Not enough data from pvt sector: BBMP
That malaria continues to stalk the city is evident from the National Vector Borne Disease Control Programme, which reported 433 cases in Bengaluru last year, mostly from private hospitals.
But the figure could be more as not all of the nearly 4,000 private health facilities in the city share their data with the BBMP, according to its officers.
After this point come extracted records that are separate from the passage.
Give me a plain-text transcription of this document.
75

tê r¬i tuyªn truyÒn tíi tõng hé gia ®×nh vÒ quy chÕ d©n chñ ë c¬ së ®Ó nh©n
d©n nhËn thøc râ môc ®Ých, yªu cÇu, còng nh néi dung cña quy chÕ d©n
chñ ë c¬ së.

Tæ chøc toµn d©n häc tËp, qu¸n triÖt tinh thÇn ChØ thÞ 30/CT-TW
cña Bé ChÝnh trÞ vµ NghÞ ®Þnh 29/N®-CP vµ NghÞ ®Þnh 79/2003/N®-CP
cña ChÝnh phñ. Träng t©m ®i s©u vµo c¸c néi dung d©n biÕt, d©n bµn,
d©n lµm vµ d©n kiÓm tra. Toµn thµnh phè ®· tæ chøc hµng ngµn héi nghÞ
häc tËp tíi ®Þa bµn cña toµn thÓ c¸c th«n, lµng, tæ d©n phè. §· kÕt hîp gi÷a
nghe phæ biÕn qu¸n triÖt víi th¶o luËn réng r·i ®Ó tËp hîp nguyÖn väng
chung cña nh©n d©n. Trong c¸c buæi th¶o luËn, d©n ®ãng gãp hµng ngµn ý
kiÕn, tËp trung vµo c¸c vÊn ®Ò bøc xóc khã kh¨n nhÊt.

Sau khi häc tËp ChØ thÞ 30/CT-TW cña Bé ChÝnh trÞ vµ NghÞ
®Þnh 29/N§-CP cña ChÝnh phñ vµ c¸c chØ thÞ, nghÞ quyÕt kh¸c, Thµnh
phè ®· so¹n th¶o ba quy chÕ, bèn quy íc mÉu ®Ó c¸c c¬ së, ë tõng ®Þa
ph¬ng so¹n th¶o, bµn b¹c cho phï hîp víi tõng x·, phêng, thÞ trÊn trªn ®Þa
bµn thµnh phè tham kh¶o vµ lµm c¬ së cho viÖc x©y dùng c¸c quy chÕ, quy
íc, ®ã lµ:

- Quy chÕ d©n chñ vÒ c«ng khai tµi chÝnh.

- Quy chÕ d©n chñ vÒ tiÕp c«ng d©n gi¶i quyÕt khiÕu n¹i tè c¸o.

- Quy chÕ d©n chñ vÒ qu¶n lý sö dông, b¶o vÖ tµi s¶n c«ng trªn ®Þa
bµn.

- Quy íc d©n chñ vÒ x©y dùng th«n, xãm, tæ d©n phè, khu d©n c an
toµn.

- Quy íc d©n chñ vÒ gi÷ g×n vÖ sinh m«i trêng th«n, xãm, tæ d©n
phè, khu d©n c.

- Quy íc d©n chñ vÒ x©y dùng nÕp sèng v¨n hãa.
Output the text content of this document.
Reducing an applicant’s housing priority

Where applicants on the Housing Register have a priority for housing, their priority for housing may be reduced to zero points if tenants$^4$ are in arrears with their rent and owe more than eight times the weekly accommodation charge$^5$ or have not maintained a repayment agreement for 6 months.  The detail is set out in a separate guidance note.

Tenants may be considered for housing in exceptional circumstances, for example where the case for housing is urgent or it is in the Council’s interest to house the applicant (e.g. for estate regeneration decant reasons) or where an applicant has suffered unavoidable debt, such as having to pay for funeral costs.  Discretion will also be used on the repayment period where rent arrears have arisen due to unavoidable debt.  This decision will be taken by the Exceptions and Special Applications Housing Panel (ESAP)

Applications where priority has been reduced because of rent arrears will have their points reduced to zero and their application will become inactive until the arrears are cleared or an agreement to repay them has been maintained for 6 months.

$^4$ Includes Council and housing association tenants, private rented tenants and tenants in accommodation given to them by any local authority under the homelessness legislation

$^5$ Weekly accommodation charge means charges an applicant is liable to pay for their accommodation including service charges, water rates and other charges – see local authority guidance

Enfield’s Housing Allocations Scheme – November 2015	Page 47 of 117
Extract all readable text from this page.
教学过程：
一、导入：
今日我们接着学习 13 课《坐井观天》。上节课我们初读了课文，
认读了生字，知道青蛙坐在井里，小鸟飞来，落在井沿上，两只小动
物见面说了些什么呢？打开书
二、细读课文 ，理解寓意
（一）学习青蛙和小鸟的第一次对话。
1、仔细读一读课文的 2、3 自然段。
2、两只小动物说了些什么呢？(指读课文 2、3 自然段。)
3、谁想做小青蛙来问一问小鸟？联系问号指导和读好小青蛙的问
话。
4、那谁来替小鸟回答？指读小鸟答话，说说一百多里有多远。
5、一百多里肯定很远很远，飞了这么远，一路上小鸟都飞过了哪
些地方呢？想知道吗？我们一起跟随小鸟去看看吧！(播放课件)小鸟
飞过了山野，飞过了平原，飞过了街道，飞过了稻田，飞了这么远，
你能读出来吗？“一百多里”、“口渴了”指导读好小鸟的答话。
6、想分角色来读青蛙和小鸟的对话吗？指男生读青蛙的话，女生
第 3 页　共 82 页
They complain that this defeats the very purpose of its health wing as if it doesn’t have the full data it cannot take the required preventive measures to contain the spread of the disease, which can be fatal sometimes.
“With many malaria cases being treated in private hospitals , which don’t always bother to share the numbers with us, the BBMP cannot do proper planning to tackle the diseases,” rued one officer, pointing out that under the rules, all healthcare centres including hospitals, testing centres and labs were required to send their reports to the BBMP’s Public Health Information and Epidemiological Cell.
“The city was very proactive in tackling H1N1 cases as the private hospitals were told to immediately report them and when they did, we didn’t waste any time in dealing with them. But this is not the case with malaria,” he added sadly, suggesting that healthcare facilities should be sensitized to ways of dealing with malaria and also slapped with fines if they still did not fall in line by reporting the cases of malaria, chikungunya, and dengue to the authorities concerned.
433 cases in 2018
- As per reports from the National Vector Borne Disease Control Programme, in 2018 there were 433 cases of malaria in BBMP
- Majority of the cases were from the private hospitals.
- There are nearly 4,000 health facilities in the city like hospitals, clinics, testing centres and labs
- BBMP admit that not all of them share the data with the BBMP.
- This is preventing the BBMP from identifying from where are these cases coming and to recognize the cause and eliminate them.